With this newest expansion of GameTap, free users will be able to upgrade to another free level that Snyder calls the “green” level. Users can still play games for free, but multiplayer and community features will open up, although registration will be required.

The paid gold level offers all the features with no ads at the current GameTap subscription rates.

There is a catch for those who don’t want to pay for GameTap. Only around 30 full versions of games will be made available to freeloaders, including Metal Slug, Joust, Rampage, Robotron 2084 and others. Free catalog titles will be in a weekly and monthly rotation and there will be advertising both before and after the games.

Being part of a gigantic media conglomerate like Turner certainly doesn’t hurt GameTap’s ad-supported ambitions.

“We have relationships with the advertiser community that are second to none,” Snyder explains. “With our networks of TBS and TNT and Cartoon Network, Adult Swim, CNN, our gaming product now is something that they all want in their portfolios.

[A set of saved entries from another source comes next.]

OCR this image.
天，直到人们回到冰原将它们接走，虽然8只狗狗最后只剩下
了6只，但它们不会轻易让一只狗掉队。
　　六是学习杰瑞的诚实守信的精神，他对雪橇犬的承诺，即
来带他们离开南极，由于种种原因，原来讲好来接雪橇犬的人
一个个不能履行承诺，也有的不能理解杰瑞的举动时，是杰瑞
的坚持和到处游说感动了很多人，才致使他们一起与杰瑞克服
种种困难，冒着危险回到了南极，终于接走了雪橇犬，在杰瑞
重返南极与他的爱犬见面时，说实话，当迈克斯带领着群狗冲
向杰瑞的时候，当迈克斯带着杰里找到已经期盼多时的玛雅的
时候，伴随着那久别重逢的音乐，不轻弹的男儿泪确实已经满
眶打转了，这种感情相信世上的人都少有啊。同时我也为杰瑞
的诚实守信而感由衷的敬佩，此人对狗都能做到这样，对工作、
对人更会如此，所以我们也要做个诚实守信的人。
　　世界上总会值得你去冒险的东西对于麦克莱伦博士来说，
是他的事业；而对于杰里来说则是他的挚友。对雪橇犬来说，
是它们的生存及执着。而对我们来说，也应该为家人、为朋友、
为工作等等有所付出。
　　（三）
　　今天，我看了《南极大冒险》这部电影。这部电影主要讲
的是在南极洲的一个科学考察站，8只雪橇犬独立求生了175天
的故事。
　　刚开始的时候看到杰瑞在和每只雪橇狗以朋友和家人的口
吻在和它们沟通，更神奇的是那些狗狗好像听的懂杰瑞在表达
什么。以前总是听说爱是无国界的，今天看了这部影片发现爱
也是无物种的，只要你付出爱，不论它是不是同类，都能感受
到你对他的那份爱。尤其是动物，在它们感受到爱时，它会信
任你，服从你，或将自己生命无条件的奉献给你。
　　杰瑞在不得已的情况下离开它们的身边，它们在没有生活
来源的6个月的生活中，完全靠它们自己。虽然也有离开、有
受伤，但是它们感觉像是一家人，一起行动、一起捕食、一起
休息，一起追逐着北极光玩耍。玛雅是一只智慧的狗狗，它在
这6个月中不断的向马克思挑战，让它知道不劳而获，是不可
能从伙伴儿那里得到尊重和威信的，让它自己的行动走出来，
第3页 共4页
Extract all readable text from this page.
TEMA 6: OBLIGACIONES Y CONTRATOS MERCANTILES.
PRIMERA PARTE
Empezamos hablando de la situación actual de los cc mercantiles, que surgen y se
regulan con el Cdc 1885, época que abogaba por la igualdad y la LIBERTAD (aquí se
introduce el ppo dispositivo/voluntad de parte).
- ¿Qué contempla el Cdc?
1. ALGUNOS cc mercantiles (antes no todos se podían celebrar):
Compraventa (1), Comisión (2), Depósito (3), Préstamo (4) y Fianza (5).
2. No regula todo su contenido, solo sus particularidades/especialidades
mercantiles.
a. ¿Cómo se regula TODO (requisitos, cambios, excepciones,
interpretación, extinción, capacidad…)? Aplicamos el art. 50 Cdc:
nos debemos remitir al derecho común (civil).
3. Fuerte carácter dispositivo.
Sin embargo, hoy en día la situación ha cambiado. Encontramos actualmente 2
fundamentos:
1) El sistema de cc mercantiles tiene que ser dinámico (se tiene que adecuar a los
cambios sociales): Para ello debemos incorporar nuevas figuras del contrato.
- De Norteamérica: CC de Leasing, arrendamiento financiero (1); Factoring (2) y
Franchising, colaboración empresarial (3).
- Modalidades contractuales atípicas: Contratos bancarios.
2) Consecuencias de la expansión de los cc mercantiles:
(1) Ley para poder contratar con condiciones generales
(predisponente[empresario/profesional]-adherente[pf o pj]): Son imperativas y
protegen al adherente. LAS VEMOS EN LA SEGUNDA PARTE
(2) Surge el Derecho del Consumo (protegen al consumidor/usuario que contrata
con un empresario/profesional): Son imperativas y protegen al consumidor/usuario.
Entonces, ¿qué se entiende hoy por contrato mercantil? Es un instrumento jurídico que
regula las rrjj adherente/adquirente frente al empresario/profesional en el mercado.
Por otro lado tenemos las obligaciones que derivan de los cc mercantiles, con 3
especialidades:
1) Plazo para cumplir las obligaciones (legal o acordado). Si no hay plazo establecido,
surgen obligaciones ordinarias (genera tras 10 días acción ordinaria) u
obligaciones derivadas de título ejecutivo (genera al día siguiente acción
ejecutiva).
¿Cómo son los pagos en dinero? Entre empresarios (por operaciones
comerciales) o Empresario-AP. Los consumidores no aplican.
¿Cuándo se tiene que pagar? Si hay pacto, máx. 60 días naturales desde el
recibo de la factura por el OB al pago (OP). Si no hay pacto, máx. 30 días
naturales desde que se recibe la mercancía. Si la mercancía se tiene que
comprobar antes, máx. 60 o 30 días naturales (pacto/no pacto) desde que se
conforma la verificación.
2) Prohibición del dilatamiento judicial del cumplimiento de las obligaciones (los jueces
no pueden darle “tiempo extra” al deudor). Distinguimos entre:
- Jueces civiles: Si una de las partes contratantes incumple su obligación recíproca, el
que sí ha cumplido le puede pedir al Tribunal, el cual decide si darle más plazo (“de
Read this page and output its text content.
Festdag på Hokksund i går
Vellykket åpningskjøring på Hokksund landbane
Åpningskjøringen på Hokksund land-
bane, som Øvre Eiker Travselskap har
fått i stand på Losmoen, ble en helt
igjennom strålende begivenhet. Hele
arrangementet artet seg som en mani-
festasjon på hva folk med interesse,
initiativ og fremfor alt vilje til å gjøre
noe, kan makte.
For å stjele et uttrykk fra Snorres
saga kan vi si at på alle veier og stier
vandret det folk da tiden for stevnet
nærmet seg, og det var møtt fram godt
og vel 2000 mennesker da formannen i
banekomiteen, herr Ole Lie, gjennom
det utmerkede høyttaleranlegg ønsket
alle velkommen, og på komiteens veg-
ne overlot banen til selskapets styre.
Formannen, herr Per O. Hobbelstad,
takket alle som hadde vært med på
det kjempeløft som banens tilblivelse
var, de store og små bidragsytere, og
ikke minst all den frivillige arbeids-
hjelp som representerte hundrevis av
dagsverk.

“We’re adding incremental value to our existing advertisers who want to be in the games space,” he says.

GameTap appears to be evolving at a rather rapid rate. The service launched in October 2005 with around 300 titles and has nearly tripled that amount since. GameTap’s library has also expanded from older PC titles to include “GameTap Original” games such as Myst Online: Uru. The company also recently announced an initiative called GameTap Indies for independent game developers. GameTap TV was added post-launch and features videos aimed at the 18-49 “slightly male skewed” GameTap audience.

Snyder also says that GameTap would be moving its TV programming from its client to the web, as well as launching a digital retail store where users will be able to buy and download new and cataloged games for keeps.

The company is also readying an announcement with a “major” videogame publisher as part of a strategy to align more GameTap games launches with retail release dates.

“…Digital distribution continues to grow,” Snyder says. “There is an audience out there that wants their games in this distribution method so we are working with publishers to get games day and date, and if not day and date then we’re working with them to get titles months from retail release, not years.”